|AVS 55th International Symposium & Exhibition|
|Plasma Science and Technology||Thursday Sessions|
|Session:||Atmospheric Plasma Processing and Micro Plasmas|
|Presenter:||J. Xue, Tufts University|
|Authors:||J. Xue, Tufts University
J. Hopwood, Tufts University
|Correspondent:||Click to Email|
In the microwave band, higher excitation frequency is found to enhance microplasma generation. The microplasma is formed by a split-ring resonator (SRR) consisting of a half-wavelength microstrip transmission line formed into a ring with a micromachined discharge gap.1 The SRR plasma can be operated from 0.1 to 760 Torr with less than 0.5 W of power in He and Ar. Typically, microplasmas have been generated with DC, AC, RF, and microwave power. One unanswered fundamental question, however, concerns the effect of frequency on microplasma generation. The excitation frequency of capacitively coupled plasma has been discussed by Surendra and Graves.2 This early work suggests that plasma density scales as the square of the applied excitation frequency. That work focused on large-scale plasma at low pressure and the excitation frequency was limited to less than 120 MHz. This paper presents plasma impedance analysis of three microplasmas operating at excitation frequencies of 450 MHz, 900 MHz, and 1.8 GHz. The electron density and sheath capacitance of the microdischarges are extracted from the plasma impedance.
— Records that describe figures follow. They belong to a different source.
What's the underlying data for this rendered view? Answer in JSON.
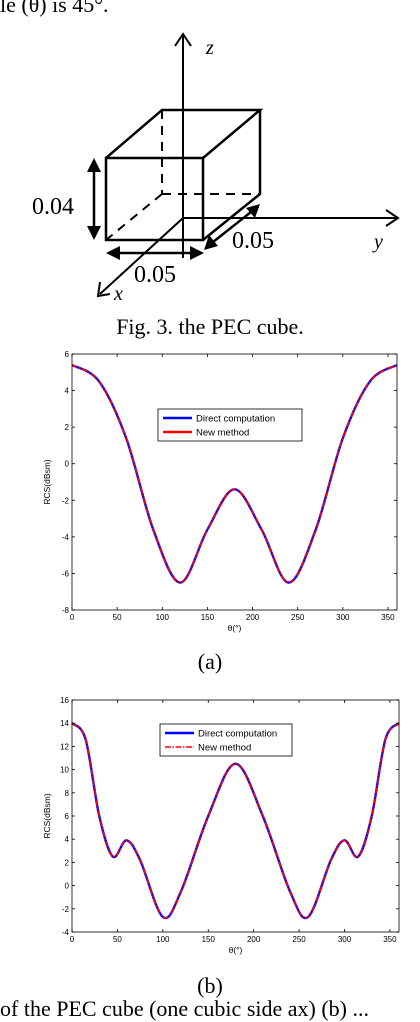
{
  "top_fragment": "le (θ) is 45°.",
  "figure3": {
    "axis_z": "z",
    "axis_y": "y",
    "axis_x": "x",
    "height_label": "0.04",
    "depth_label": "0.05",
    "width_label": "0.05",
    "caption": "Fig. 3. the PEC cube."
  },
  "chart_data": [
    {
      "type": "line",
      "xlabel": "θ(°)",
      "ylabel": "RCS(dBsm)",
      "xlim": [
        0,
        360
      ],
      "ylim": [
        -8,
        6
      ],
      "xticks": [
        0,
        50,
        100,
        150,
        200,
        250,
        300,
        350
      ],
      "yticks": [
        -8,
        -6,
        -4,
        -2,
        0,
        2,
        4,
        6
      ],
      "grid": false,
      "legend": "top-center",
      "series": [
        {
          "name": "Direct computation",
          "color": "#0000ff",
          "x": [
            0,
            30,
            60,
            90,
            120,
            150,
            180,
            210,
            240,
            270,
            300,
            330,
            360
          ],
          "values": [
            5.4,
            4.5,
            1.4,
            -3.6,
            -6.5,
            -3.6,
            -1.4,
            -3.6,
            -6.5,
            -3.6,
            1.4,
            4.5,
            5.4
          ]
        },
        {
          "name": "New method",
          "color": "#ff0000",
          "x": [
            0,
            30,
            60,
            90,
            120,
            150,
            180,
            210,
            240,
            270,
            300,
            330,
            360
          ],
          "values": [
            5.4,
            4.5,
            1.4,
            -3.6,
            -6.5,
            -3.6,
            -1.4,
            -3.6,
            -6.5,
            -3.6,
            1.4,
            4.5,
            5.4
          ]
        }
      ]
    },
    {
      "type": "line",
      "xlabel": "θ(°)",
      "ylabel": "RCS(dBsm)",
      "xlim": [
        0,
        360
      ],
      "ylim": [
        -4,
        16
      ],
      "xticks": [
        0,
        50,
        100,
        150,
        200,
        250,
        300,
        350
      ],
      "yticks": [
        -4,
        -2,
        0,
        2,
        4,
        6,
        8,
        10,
        12,
        14,
        16
      ],
      "grid": false,
      "legend": "top-center",
      "series": [
        {
          "name": "Direct computation",
          "color": "#0000ff",
          "x": [
            0,
            15,
            30,
            45,
            60,
            75,
            100,
            120,
            150,
            180,
            210,
            240,
            260,
            285,
            300,
            315,
            330,
            345,
            360
          ],
          "values": [
            14,
            12.6,
            6,
            2.5,
            3.9,
            2.2,
            -2.7,
            -0.5,
            6,
            10.5,
            6,
            -0.5,
            -2.7,
            2.2,
            3.9,
            2.5,
            6,
            12.6,
            14
          ]
        },
        {
          "name": "New method",
          "color": "#ff0000",
          "x": [
            0,
            15,
            30,
            45,
            60,
            75,
            100,
            120,
            150,
            180,
            210,
            240,
            260,
            285,
            300,
            315,
            330,
            345,
            360
          ],
          "values": [
            14,
            12.6,
            6,
            2.5,
            3.9,
            2.2,
            -2.7,
            -0.5,
            6,
            10.5,
            6,
            -0.5,
            -2.7,
            2.2,
            3.9,
            2.5,
            6,
            12.6,
            14
          ]
        }
      ]
    }
  ],
  "subfig_labels": [
    "(a)",
    "(b)"
  ],
  "bottom_fragment": "of the PEC cube (one cubic side ax) (b) ..."
}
Experimentally, these three SRR’s are fabricated on microwave laminate (Rogers, RT/Duroid 6010LM) with identical microstrip widths (1 mm) and discharge gaps (200 μm). The radii of the rings are scaled by 1/f and the smallest radius is 5mm at 1.8 GHz. To determine the plasma impedance, the microwave reflection coefficient is measured as a function of frequency while maintaining a constant microwave power absorbed by the plasma. Using the method in Ref. 1, the microplasma impedance is found by fitting the theoretical microwave reflection coefficient to the measured reflection coefficient. The results show that microplasmas generated by higher frequency resonators have a lower plasma resistance. The extracted electron densities in argon microplasma at 760 Torr are estimated as 2.4, 6.0, and 8x1013 cm-3 for the 450 MHz, 900 MHz, and 1.8 GHz SRR, respectively. The imaginary part of the plasma impedance provides a model of the plasma sheath capacitance. This data shows a diminishing sheath impedance at high frequency which is responsible for improved electron density.
1 F. Iza and J. Hopwood, Plasma Sources Sci. Technol. 14, 397 (2005).
2 M. Surendra and D. B. Graves, Appl. Phys. Lett. 59, 2091 (1991).